Sunday, February 26, 2006

The PM writes (so does the might-have-been)

Tony Blair has a piece in the Observer today . I’m an unrepentant fan of the PM believing that he’s the best* there’s been in my lifetime (Atlee was PM when I was born). He’s also the first to be younger (slightly) than I am.

If Labour had won the 1992 election Michael Portillo would probably now be PM the Tories having romped back to power after the ERM debacle. He's in today's Sunday Times and reminds us that he and Tony Blair “were born in the same month of the same year, May 1953”. Funny old world.

The title of Tony Blair’s piece pretty well sums it up “I don't destroy liberties, I protect them” – it’s well worth reading. Michael Portillo’s is five hundred words longer and a little duller but still worth a scan. Under the title “My generation of spoilt brats is being challenged” he writes about how comparatively easy life has been for anyone born in the west since the Second World War. Apropos of “Muslim disaffection at home” he declares that “nothing in my generation’s liberal upbringing (and little in our history since the Jacobites) has equipped us to deal with an enemy within. We believe in reason, compromise and secularism”. But he suggests no way forward and seems to have forgotten about the IRA's campaign.

In contrast, the Prime Minister seems to get it. Writing about the Tories aping the LibDems in parliament on civil liberties issues he concludes: “their attitude to liberty does indicate, though, a refusal to understand the modern world. If the nature of the threat changes, so should our policies.
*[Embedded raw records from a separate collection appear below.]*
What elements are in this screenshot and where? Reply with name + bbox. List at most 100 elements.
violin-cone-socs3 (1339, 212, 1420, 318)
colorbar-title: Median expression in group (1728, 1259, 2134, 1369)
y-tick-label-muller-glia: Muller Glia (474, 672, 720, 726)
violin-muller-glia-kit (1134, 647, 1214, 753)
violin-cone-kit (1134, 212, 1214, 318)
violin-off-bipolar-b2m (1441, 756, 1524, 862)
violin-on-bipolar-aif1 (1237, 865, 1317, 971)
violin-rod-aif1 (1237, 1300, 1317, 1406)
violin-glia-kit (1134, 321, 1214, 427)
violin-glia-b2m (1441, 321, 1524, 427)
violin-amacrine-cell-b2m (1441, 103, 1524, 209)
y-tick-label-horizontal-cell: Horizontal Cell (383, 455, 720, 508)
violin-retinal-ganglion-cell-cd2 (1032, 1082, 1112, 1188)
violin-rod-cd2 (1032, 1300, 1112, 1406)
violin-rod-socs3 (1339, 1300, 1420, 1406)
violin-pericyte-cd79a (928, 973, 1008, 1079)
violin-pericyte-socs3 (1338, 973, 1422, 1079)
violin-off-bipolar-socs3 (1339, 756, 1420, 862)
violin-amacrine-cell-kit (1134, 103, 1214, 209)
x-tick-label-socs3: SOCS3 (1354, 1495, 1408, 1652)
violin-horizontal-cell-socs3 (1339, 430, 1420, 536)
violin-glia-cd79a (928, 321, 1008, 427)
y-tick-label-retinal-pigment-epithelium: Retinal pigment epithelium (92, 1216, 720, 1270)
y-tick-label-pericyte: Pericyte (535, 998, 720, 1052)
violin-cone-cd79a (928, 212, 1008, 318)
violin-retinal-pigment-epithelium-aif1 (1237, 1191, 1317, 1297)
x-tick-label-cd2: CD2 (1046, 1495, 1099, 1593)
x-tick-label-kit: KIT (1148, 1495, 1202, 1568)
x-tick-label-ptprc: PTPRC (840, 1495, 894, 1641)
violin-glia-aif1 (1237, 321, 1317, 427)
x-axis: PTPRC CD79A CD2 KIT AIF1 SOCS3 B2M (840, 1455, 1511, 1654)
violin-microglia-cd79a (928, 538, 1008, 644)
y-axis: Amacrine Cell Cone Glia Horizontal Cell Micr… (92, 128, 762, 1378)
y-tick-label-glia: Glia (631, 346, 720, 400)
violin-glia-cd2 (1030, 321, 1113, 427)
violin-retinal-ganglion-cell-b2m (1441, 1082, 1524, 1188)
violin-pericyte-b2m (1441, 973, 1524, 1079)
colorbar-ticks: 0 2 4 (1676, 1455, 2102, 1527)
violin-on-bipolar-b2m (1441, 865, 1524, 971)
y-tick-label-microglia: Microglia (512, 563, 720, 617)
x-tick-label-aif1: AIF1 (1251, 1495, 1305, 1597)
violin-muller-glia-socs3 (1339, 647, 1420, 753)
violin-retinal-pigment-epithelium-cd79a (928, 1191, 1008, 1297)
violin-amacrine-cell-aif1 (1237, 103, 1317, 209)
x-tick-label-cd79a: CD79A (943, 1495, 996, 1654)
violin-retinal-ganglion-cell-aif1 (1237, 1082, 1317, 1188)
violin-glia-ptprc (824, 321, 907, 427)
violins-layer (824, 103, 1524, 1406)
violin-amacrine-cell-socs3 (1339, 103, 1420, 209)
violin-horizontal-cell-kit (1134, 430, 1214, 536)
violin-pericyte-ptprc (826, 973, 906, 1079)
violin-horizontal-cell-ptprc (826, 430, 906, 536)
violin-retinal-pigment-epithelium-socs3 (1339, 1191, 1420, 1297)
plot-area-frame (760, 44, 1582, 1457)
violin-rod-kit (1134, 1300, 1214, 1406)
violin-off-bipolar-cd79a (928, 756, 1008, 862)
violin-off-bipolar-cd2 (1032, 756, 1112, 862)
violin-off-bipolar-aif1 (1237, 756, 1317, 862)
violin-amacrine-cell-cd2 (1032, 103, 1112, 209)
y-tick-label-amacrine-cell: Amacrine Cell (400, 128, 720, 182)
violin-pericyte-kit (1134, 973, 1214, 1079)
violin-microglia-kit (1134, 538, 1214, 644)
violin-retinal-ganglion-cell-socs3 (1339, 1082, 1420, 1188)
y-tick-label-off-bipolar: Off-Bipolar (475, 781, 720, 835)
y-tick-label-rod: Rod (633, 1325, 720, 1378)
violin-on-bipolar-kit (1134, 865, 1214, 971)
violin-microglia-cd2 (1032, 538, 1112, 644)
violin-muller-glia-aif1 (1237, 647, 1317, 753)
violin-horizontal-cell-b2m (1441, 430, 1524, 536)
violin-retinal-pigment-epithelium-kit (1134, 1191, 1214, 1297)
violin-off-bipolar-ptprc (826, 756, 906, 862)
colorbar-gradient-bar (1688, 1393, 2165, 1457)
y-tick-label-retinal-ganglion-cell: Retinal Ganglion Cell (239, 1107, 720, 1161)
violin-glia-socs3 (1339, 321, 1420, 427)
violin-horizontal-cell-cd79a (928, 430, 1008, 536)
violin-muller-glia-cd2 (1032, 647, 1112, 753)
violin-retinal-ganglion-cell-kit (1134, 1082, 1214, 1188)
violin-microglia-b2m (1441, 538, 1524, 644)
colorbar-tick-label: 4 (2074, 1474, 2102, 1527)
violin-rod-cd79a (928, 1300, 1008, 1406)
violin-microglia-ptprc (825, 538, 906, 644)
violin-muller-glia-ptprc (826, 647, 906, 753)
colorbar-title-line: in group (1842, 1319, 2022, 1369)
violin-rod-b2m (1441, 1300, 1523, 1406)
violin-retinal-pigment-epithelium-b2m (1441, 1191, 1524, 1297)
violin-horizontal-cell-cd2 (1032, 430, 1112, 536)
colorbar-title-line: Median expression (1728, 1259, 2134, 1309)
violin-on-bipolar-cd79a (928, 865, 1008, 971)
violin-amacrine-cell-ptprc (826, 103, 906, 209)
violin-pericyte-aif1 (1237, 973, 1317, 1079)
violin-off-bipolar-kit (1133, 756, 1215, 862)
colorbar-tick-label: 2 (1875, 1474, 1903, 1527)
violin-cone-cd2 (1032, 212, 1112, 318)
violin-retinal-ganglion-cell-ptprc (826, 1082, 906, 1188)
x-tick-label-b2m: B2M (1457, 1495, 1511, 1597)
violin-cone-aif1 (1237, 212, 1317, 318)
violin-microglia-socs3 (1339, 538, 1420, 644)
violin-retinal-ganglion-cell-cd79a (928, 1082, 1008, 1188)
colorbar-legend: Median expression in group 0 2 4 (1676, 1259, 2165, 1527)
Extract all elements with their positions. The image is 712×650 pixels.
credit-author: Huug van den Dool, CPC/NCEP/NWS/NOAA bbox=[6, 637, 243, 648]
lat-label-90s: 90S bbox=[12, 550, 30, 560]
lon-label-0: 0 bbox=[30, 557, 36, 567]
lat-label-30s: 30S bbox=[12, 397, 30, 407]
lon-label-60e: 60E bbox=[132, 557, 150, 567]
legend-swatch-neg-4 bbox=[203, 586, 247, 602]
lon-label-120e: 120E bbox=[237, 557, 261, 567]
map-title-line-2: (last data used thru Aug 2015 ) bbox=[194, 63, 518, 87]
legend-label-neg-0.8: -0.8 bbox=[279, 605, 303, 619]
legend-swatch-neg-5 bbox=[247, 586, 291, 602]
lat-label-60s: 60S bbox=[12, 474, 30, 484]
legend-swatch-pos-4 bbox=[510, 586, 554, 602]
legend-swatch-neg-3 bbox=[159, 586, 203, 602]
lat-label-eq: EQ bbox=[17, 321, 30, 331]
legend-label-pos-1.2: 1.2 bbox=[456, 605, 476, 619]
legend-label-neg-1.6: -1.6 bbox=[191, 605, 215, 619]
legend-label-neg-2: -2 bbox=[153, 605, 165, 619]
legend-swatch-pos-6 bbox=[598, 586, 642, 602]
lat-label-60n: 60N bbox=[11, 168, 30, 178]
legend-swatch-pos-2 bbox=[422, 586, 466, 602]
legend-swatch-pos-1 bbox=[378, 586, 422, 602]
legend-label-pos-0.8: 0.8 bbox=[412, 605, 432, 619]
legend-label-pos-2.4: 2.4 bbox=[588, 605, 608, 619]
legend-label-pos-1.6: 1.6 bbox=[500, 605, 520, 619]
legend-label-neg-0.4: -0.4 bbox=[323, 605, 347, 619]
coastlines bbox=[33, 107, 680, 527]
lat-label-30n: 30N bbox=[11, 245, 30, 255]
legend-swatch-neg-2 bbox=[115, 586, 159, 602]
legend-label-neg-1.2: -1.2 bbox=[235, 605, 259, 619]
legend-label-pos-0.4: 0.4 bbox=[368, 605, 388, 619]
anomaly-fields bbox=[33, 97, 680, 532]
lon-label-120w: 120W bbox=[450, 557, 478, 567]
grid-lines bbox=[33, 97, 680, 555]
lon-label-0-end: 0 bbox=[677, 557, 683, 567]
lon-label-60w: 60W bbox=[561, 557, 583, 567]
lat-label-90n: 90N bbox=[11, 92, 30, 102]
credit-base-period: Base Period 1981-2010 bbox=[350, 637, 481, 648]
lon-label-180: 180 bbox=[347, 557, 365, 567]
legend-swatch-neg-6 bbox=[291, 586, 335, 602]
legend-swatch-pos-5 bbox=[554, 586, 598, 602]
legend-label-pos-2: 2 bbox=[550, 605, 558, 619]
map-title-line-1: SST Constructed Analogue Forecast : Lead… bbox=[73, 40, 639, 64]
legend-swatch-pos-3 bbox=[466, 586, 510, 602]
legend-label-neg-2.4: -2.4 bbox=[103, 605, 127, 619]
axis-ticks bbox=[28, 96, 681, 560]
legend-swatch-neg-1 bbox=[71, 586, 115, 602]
That is not destroying our liberties, but protecting them.”

* I’ve ‘met’ three of the eleven. Harold Wilson on Liverpool’s Lime Street station in late 1969 or early 1970 (when I was studying at the fine University just up the hill and he was coming to the end of his second** stint as PM), Ted Heath at Selfridges in Oxford Street the day after the IRA bombing there in December 1974 (when he was back in opposition and I was Christmas shopping) and the present incumbent at Huntley in March 2005 (when I was unemployed and he wasn't).

** first if you think he did only two

1 Comments:

At 18:38, Blogger korova said...

Although I have not seen many PMs in mytime, I have real concerns about this one. I firmly believe that he has inherited Thatcher's mantle and he has pushed further and faster into areas the Tories didn't even dare attempt (I'm think about the creeping privatisation of the NHS, schools etc). I accept there has been some good but there has been an awful lot of quite atrocious acts taken in the name of the electorate. The real shame is that there is no credible alternative.